Frédéric la rejoignit, jura qu’il n’avait pas voulu lui faire de mal et qu’il l’aimait beaucoup.

— Est-ce vrai ? s’écria-t-elle, en le regardant avec un sourire qui éclairait tout son visage, un peu semé de taches de son.

Il ne résista pas à cette bravoure de sentiment, à la fraîcheur de sa jeunesse, et il reprit :

— Pourquoi te mentirais-je ?… tu en doutes… hein ? en lui passant le bras gauche autour de la taille.

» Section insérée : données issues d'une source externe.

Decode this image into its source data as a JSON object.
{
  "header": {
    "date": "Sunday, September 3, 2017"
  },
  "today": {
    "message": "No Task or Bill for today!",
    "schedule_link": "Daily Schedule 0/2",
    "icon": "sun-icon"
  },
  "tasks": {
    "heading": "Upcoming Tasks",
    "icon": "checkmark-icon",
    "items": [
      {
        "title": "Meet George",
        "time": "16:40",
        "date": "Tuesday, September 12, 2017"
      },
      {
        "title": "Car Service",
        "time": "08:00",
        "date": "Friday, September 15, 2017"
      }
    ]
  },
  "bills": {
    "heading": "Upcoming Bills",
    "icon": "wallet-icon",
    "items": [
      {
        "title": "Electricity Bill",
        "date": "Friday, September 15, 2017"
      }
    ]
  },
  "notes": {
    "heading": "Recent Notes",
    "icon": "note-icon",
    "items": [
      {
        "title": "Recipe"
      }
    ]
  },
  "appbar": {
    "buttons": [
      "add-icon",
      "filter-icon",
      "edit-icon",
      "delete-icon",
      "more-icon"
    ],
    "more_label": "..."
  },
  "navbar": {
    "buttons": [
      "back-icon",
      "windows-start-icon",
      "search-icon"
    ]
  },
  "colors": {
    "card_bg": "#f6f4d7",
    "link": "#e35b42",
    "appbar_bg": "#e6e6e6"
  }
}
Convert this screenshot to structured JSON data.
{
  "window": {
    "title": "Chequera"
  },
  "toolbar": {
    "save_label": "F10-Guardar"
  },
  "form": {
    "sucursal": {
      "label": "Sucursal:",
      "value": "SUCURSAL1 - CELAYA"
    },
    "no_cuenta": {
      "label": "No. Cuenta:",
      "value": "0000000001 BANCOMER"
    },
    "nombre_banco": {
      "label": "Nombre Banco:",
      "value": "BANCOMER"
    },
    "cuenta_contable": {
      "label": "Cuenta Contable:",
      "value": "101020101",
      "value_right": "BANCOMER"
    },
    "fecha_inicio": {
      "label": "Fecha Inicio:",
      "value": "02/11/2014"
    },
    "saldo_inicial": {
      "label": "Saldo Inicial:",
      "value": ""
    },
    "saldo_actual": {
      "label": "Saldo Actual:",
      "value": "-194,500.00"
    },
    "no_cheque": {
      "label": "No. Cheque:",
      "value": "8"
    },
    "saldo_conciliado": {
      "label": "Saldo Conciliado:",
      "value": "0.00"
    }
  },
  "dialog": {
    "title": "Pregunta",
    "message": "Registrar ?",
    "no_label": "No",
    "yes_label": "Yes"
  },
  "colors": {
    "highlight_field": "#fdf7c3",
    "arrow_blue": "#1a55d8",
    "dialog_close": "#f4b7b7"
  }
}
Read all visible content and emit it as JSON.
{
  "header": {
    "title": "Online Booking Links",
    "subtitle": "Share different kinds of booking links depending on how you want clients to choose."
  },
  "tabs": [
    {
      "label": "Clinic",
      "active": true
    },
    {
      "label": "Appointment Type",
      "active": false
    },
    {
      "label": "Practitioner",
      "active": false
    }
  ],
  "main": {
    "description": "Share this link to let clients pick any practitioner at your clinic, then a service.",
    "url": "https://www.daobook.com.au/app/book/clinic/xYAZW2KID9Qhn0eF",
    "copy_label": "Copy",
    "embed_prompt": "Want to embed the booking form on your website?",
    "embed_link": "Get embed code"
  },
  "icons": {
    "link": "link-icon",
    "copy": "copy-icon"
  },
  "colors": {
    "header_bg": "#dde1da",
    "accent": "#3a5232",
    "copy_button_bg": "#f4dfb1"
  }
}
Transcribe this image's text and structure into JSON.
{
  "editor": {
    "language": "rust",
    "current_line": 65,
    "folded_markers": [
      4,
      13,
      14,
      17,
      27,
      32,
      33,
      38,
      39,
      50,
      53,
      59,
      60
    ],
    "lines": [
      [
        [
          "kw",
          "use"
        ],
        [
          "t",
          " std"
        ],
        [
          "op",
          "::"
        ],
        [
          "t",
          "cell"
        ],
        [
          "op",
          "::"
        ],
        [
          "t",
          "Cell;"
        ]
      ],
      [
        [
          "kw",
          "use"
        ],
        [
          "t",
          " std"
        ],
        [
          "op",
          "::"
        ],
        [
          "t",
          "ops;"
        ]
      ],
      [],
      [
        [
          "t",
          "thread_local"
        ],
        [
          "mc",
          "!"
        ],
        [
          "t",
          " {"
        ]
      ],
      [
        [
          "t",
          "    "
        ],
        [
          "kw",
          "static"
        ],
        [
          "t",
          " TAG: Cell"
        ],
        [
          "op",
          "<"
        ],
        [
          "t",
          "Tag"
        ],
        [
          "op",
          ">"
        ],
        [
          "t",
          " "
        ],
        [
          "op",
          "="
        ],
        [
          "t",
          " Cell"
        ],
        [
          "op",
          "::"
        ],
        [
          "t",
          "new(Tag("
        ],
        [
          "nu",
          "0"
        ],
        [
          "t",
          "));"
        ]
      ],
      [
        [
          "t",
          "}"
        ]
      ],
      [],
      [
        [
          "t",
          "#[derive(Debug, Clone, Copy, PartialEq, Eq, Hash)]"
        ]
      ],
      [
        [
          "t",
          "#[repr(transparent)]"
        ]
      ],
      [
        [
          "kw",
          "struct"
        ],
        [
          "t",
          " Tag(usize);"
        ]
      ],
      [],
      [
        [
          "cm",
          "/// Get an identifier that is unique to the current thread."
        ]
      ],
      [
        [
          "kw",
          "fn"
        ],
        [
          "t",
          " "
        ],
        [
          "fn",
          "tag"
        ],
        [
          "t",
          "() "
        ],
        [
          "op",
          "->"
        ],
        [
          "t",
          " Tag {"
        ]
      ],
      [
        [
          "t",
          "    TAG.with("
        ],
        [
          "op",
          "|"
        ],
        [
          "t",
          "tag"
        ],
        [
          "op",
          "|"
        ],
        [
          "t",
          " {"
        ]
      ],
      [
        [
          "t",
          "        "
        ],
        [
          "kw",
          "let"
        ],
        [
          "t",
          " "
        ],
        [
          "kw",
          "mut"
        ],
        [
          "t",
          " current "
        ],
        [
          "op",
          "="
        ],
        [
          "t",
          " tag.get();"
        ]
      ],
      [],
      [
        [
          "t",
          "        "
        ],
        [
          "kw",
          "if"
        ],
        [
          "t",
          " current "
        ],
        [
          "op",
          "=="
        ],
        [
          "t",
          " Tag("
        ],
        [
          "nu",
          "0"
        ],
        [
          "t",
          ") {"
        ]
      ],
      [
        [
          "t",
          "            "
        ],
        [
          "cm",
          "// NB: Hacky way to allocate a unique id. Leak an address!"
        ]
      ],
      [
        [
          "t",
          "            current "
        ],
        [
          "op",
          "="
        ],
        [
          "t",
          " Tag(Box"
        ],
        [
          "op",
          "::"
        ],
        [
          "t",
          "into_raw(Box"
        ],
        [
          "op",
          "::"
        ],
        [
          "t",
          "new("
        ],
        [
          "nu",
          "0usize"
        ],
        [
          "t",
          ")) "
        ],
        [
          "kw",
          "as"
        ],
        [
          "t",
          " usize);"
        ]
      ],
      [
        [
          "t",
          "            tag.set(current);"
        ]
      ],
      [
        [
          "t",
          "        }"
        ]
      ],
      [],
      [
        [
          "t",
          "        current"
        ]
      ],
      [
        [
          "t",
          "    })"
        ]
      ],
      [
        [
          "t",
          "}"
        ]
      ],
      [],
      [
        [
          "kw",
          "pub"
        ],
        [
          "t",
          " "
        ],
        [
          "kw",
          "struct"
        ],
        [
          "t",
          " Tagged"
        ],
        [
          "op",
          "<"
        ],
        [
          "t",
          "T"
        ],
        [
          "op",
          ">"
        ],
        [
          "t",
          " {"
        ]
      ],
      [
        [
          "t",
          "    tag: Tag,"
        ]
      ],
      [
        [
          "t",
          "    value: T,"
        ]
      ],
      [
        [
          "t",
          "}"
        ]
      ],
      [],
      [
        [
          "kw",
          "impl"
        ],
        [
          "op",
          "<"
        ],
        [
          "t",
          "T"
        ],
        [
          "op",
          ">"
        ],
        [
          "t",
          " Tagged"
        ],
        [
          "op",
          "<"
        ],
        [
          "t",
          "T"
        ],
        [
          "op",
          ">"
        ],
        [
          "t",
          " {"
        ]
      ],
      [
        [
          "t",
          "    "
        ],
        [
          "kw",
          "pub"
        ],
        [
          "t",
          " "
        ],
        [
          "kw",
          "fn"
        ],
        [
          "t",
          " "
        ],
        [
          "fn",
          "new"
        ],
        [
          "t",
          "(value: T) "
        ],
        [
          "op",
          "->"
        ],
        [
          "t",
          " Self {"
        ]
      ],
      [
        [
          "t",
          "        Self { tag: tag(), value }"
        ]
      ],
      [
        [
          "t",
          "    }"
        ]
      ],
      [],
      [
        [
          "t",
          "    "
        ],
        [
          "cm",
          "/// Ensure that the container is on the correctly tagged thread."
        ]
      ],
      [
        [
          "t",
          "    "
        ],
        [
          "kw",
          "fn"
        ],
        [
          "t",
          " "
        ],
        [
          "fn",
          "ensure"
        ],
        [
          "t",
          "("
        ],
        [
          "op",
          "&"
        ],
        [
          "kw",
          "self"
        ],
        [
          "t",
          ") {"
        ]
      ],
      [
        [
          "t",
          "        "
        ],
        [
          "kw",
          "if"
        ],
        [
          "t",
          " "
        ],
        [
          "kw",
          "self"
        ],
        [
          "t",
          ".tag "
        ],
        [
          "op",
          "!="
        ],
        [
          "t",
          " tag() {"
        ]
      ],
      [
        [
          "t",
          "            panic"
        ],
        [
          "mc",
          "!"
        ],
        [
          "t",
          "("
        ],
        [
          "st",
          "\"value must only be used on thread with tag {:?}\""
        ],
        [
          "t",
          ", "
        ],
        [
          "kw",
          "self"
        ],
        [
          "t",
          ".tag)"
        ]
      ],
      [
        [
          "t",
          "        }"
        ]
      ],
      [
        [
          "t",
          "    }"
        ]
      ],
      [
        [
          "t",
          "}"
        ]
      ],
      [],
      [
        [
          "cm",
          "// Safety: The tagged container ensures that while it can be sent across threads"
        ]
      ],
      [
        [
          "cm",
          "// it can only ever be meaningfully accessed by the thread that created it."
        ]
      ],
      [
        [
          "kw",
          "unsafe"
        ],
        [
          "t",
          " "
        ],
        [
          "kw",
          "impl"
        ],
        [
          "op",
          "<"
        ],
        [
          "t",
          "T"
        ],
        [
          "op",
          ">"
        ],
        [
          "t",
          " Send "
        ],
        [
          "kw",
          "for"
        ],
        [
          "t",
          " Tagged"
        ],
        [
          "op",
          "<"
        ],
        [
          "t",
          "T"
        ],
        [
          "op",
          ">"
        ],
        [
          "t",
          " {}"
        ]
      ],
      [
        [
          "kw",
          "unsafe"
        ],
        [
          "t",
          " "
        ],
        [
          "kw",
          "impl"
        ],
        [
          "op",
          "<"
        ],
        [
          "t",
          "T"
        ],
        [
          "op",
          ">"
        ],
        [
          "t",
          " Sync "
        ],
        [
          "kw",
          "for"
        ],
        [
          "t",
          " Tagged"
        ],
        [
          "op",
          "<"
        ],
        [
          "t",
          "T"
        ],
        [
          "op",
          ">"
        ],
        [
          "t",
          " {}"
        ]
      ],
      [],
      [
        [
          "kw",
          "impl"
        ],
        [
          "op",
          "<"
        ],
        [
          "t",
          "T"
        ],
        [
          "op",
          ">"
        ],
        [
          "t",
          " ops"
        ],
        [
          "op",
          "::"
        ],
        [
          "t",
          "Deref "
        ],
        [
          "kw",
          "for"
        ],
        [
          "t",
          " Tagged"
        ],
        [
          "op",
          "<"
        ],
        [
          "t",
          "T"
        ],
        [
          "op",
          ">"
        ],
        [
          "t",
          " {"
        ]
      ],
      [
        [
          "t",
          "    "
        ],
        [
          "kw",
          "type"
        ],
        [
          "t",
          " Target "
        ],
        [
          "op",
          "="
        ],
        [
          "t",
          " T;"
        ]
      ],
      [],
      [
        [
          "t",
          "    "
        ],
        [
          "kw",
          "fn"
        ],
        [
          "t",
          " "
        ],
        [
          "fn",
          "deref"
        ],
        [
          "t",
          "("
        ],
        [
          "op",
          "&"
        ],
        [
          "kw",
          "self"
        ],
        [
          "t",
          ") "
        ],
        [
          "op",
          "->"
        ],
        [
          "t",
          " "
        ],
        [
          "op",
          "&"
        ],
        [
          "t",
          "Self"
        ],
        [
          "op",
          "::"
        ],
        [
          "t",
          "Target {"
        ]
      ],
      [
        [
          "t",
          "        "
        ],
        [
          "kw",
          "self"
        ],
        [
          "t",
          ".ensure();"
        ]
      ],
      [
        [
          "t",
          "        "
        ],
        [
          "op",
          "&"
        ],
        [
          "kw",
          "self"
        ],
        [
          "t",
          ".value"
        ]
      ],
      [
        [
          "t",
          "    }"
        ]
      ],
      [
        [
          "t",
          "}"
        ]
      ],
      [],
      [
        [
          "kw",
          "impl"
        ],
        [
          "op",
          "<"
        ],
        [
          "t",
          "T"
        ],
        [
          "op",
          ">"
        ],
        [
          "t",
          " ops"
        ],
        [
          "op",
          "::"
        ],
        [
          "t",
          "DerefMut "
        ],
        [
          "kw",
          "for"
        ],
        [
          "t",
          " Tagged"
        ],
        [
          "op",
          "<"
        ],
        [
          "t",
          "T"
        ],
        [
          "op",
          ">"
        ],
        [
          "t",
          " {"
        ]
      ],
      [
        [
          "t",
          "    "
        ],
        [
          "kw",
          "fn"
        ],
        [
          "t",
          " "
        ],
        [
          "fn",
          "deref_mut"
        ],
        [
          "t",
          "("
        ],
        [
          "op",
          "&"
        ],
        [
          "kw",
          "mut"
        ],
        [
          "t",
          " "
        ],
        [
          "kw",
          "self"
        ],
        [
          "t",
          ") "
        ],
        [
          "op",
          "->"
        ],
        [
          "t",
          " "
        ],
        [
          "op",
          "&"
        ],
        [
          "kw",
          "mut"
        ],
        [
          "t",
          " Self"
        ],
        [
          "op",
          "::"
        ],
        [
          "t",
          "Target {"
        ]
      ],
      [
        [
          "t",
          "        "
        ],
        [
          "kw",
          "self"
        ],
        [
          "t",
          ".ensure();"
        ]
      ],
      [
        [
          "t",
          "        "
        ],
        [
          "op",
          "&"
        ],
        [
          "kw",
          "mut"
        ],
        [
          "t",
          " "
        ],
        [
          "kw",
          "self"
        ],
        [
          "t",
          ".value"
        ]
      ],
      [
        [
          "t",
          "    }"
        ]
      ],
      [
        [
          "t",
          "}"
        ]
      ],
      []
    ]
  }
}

Un cri, suave comme un roucoulement, jaillit de sa gorge ; sa tête se renversa, elle défaillait, il la soutint. Et les scrupules de sa probité furent inutiles ; devant cette vierge qui s’offrait, une peur l’avait saisi. Il l’aida ensuite à faire quelques pas, doucement. Ses caresses de langage avaient cessé, et ne voulant plus dire que des choses insignifiantes, il lui parlait des personnes de la société nogentaise.

Tout à coup elle le repoussa, et, d’un ton amer :

— Tu n’aurais pas le courage de m’emmener !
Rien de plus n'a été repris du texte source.